London, Sep 16 (Inditop.com) Former prime minister Tony Blair has condemned recent racist marches in Britain, telling a multi-ethnic audience of professional and business leaders that migration has been a “huge net strength” for the country.
Blair told an awards ceremony audience Tuesday night that attitudes to race had changed over the last four decades, but there remained “appalling instances of racial discrimination” as well as “disturbances between people who are racist and people who were protesting against them”.
“Of course we have a distance to go. But if you think of the predictions made back in the 1960s about how Britain would be unable to cope with migration, I would say that migration has been a huge net strength for this country and its diversity and something for which we should be really proud in this country,” he said.
Blair spoke at the Leadership and Diversity Awards night that is held every year by GG2, publishers of Garavi Gujarat and other leading ethnic media in Britain.

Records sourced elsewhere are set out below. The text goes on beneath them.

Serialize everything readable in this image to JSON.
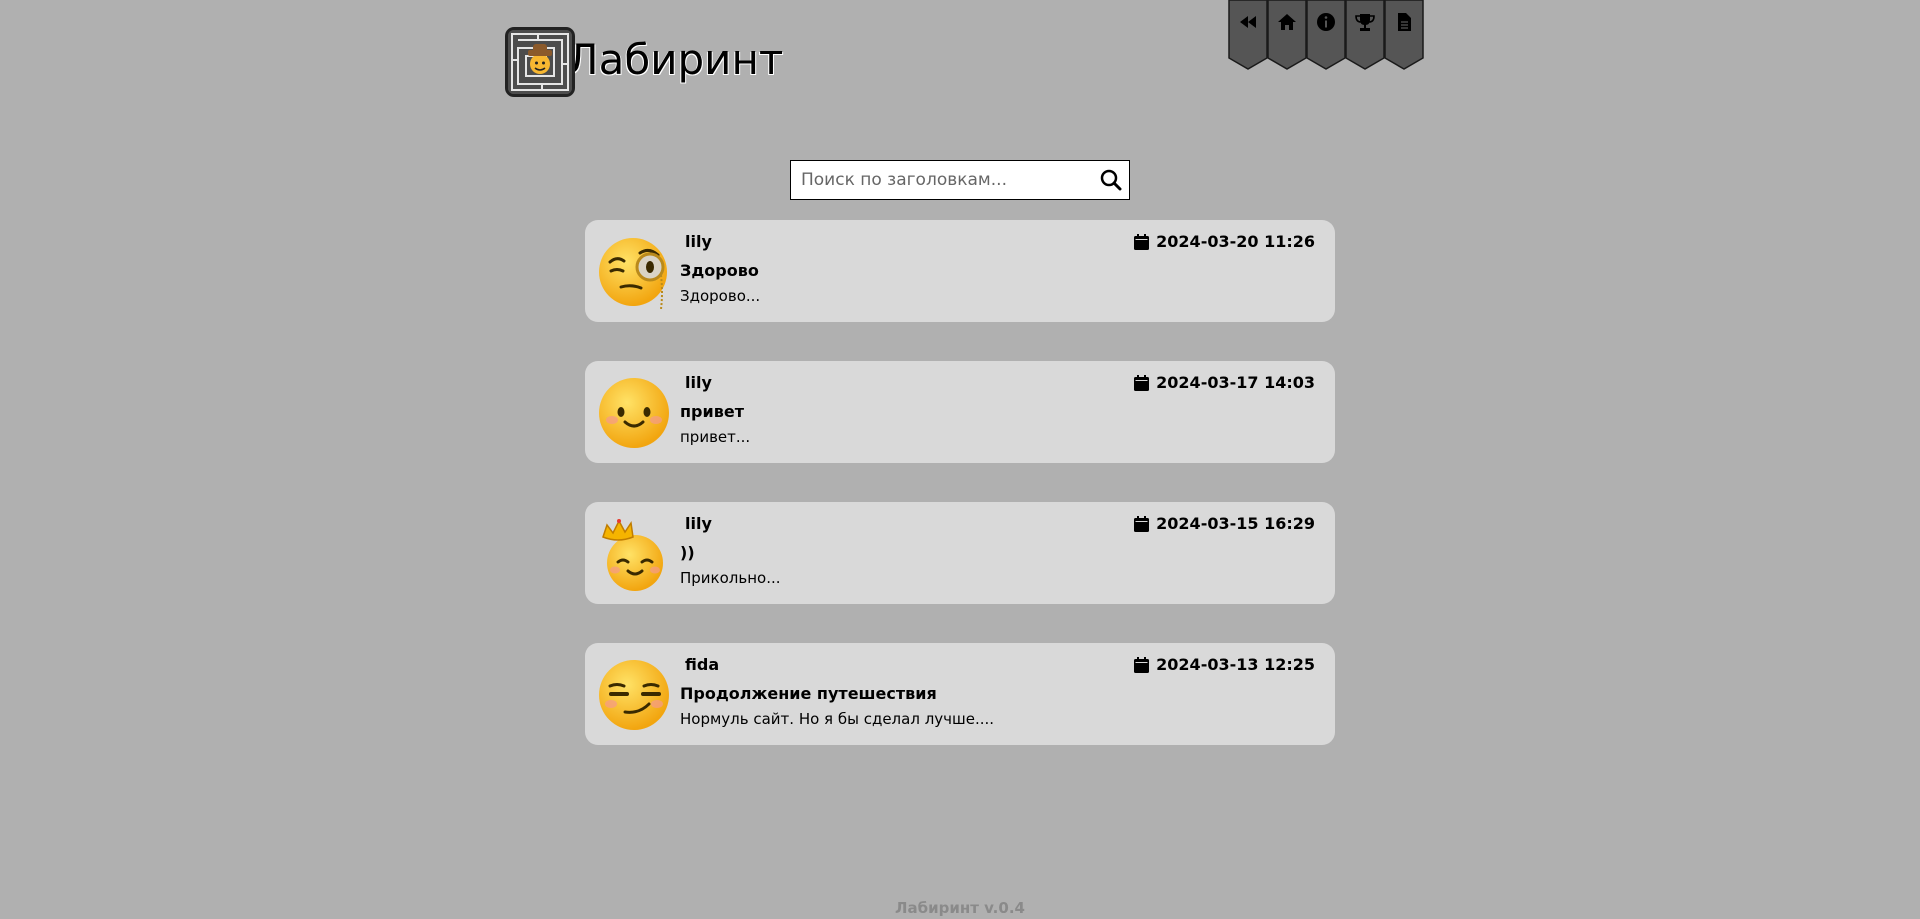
{
  "app": {
    "title": "Лабиринт",
    "logo_icon": "maze-cowboy-logo"
  },
  "nav": [
    {
      "icon": "backward-icon",
      "name": "nav-back"
    },
    {
      "icon": "home-icon",
      "name": "nav-home"
    },
    {
      "icon": "info-icon",
      "name": "nav-info"
    },
    {
      "icon": "trophy-icon",
      "name": "nav-trophy"
    },
    {
      "icon": "document-icon",
      "name": "nav-document"
    }
  ],
  "search": {
    "placeholder": "Поиск по заголовкам...",
    "value": ""
  },
  "posts": [
    {
      "author": "lily",
      "date": "2024-03-20 11:26",
      "title": "Здорово",
      "excerpt": "Здорово...",
      "avatar": "monocle-face-icon"
    },
    {
      "author": "lily",
      "date": "2024-03-17 14:03",
      "title": "привет",
      "excerpt": "привет...",
      "avatar": "smiling-face-icon"
    },
    {
      "author": "lily",
      "date": "2024-03-15 16:29",
      "title": "))",
      "excerpt": "Прикольно...",
      "avatar": "crowned-face-icon"
    },
    {
      "author": "fida",
      "date": "2024-03-13 12:25",
      "title": "Продолжение путешествия",
      "excerpt": "Нормуль сайт. Но я бы сделал лучше....",
      "avatar": "smirking-face-icon"
    }
  ],
  "footer": {
    "version": "Лабиринт v.0.4"
  },
  "colors": {
    "background": "#b0b0b0",
    "card": "#d9d9d9",
    "ribbon": "#555555",
    "footer_text": "#8a8a8a"
  }
}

His comments follow recent marches by white anti-immigration groups in multicultural cities such as London and Birmingham that fuelled clashes with South Asian protesters and led to scores of arrests.

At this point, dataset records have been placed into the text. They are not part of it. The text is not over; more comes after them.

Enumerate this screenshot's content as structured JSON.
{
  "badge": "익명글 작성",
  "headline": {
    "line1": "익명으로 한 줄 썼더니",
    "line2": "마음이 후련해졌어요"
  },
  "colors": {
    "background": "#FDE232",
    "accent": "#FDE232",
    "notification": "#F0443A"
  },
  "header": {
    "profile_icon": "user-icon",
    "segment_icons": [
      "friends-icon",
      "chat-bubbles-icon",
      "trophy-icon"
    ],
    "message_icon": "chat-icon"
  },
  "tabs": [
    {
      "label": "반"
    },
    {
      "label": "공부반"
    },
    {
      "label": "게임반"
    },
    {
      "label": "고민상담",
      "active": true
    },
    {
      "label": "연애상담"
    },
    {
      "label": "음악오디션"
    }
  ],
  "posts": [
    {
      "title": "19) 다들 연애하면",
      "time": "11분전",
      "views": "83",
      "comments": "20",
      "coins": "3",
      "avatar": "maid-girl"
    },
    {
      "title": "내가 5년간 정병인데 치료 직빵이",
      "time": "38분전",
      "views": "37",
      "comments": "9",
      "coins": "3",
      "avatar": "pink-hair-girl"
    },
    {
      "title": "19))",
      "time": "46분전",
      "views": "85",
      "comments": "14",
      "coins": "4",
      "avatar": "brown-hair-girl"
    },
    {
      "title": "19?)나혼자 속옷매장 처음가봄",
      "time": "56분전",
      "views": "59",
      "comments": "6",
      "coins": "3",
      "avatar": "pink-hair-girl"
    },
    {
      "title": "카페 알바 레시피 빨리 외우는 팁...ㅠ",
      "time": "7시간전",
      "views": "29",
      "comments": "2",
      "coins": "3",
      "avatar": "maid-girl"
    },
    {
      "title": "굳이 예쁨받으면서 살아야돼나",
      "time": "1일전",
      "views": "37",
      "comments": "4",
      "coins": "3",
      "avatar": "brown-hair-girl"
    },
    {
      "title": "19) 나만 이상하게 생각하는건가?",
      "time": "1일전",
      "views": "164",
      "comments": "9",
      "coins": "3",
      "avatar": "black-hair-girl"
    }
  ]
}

Blair said a marker of how attitudes to race had changed came after the July 7, 2005 terrorist bombings in London that killed 52 people and injured hundreds.
“The interesting thing is that London did come together. We didn’t fall apart, we didn’t see it break into its different faiths,” Blair told his audience of leaders in politics, business, media, arts and entertainment, including Ramniklal Solanki, the veteran Indian-origin journalist who founded the GG2 group and his sons Kalpesh and Sailesh, and a large number of MPs and businessmen.